Calling it a “made-for-litigation” market, the publishers’ attorneys, in their response to the complaint the Department of Justice filed late last year, said there’s no such thing as a market for authors of anticipated top-selling books, which is the market segment DOJ has argued will be harmed should the two publishers merge.
“The Department of Justice does not allege that the merger will reduce competition in the market for book sales or raise prices for consumers,” said the attorneys, led by Daniel Petrocelli of O’Melveny & Myers. “DOJ professes a different concern: it wants to protect the most successful authors, those with sophisticated agents and the most lucrative book contracts. To secure that protection, DOJ invents a market for rights to ‘anticipated top-selling books’ that excludes the vast majority of authors and lacks any basis in either the real world or accepted market-definition analysis.”
Antitrust focus
DOJ’s case is consistent with an executive order President Biden issued last year to make aggressive use of the government’s antitrust authorities to curb mergers, both horizontal and vertical, that harm not just consumers but labor participants.
“It is the policy of my Administration to enforce the antitrust laws to combat the excessive concentration of industry … especially as these issues arise in labor markets,” Biden said.

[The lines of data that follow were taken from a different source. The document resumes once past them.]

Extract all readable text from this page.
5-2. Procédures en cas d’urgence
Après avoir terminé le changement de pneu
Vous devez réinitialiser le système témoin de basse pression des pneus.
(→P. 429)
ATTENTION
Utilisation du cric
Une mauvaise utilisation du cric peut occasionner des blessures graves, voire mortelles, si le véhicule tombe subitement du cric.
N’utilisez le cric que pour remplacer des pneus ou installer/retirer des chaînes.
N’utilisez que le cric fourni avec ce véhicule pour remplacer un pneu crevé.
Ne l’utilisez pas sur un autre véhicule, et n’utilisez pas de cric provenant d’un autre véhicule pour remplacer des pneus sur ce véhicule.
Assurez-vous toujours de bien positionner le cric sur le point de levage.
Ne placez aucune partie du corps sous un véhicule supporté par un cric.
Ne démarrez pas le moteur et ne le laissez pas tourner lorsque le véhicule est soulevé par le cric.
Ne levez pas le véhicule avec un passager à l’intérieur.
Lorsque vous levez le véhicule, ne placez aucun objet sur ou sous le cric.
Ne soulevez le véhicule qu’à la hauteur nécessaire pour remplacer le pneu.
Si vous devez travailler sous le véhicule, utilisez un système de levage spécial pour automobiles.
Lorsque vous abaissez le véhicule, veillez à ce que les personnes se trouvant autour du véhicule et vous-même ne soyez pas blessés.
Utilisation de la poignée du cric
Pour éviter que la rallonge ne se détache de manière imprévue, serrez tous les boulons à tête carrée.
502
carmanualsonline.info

Since the book-publisher merger will reduce the number of companies that can realistically bid for big-name authors, competitive pressure will drop and so too will the amounts the winning bidder will need to offer, DOJ has argued.
“A hypothetical monopsonist of the U.S. publishing rights to books would profitably decrease the advances paid to authors by a small but significant, non-transitory amount,” the agency said.
A monopsonist is a company that can set prices at which it buys a service or a good because it effectively controls the market.
“Post-merger, the two largest publishers would collectively control more than two-thirds of this market, leaving hundreds of authors with fewer alternatives and less leverage,” DOJ said.
Publishing King
To help it make its case, DOJ has reportedly secured the help of Stephen King, whose 350 million book sales make him one of the best-selling authors of all time and a representative of the labor market the government is trying to protect.
“By reducing author pay, this merger would make it harder for authors to earn a living by writing books,” DOJ said.
The publishers’ attorneys say DOJ is betting on the idea that best-selling authors sell the rights to their work in a market distinct from all other authors, but the market doesn’t make that distinction.
“The publishing industry does not divide the market for book rights into distinct categories based on the author’s compensation for the book or whether it is anticipated to be a top seller,” the attorneys said. “DOJ’s failure to identify any such market-defining ‘price’ is critical: like any antitrust plaintiff, DOJ cannot claim harm to a market without identifying the essential facts that define the alleged market.”
The trial is set to run Aug 1-19 in the U.S. District Court for the District of Columbia.